The housing crisis in the United States was a complete disaster on both macroeconomic and
microeconomic levels. On a personal level, many households were completely devastated by the
housing crash. In fact, 7.3M Americans lost their homes through foreclosure or forced short sales.
That’s how painful the housing fiasco was on a personal level.
While the housing market has shown signs of coming back to life thanks to the jobs recovery, many
analysts are puzzled as to why the housing market hasn’t completely roared back. In fact, according to
the latest figures, the sale of existing homes has fallen on a year over year basis. All told, there is
quite a bit of uncertainty as to the overall health of the American housing market.
Some analysts, however, are taking a different tack. They are saying that a lot of that demand would
come back as the 7.3M people who were negatively impacted by the foreclosure wave that hit the
market might find their way back to owning a home. This may seem quite unlikely. A lot of these
individuals had their credit ruined and many of these were actually forgiven by banks.

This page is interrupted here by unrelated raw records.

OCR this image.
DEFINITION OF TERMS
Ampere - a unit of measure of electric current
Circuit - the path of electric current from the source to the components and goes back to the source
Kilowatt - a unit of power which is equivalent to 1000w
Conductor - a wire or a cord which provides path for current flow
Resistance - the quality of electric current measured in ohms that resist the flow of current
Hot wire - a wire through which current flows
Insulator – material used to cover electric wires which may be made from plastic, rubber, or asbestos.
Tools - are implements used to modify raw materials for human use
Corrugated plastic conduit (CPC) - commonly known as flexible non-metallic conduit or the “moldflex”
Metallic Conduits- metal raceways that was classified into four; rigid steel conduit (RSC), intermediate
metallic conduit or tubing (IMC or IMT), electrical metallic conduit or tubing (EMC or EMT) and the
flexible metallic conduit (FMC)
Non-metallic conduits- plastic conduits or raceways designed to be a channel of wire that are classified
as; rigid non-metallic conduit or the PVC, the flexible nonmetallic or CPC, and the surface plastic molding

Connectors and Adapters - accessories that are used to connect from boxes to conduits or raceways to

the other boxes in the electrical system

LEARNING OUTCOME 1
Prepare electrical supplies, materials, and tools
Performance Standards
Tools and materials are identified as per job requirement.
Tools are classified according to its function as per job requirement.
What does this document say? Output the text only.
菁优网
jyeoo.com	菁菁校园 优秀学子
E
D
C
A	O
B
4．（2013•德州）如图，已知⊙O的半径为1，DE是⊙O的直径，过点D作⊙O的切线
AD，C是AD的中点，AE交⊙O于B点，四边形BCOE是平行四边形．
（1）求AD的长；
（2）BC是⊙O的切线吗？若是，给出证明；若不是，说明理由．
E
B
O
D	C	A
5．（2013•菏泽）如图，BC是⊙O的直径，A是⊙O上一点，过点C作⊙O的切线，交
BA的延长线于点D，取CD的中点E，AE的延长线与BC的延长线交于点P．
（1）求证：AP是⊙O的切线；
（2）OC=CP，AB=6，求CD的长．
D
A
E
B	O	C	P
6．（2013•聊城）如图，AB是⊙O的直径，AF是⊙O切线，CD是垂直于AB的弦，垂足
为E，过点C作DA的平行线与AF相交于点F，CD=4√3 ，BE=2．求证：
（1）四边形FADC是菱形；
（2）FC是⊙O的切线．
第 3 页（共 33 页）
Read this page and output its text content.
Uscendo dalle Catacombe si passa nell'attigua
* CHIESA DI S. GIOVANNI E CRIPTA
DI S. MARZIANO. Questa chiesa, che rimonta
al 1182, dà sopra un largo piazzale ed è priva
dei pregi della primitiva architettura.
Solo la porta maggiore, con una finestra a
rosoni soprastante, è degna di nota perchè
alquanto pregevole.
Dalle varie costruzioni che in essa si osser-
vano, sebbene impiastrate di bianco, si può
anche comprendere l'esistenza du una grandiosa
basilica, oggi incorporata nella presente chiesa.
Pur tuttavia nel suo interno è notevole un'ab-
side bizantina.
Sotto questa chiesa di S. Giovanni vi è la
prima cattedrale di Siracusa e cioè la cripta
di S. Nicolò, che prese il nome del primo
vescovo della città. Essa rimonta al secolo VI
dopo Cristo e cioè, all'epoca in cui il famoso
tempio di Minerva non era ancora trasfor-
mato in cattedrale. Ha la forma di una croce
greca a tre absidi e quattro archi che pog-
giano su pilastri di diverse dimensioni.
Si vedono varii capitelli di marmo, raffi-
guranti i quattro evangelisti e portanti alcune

This is not
exactly the first group of people you would look to lend to. Still, enough of this pool of potential
home buyers might enter the market, one way or the other, and this might exert an upward
pressure on home prices in the United States. This is a very interesting scenario because it requires
one additional assumption. We have to assume that the current positive trend in job growth will
continue. That is a big assumption to make considering that the global economy as a whole is showing
signs of slowing down.
Regardless, the real estate market is definitely worth keeping an eye on if this effect does pan out.
Expect some solid games in previously cold or dead markets. That’s probably where the best games
are to be made as far as home speculation is concerned.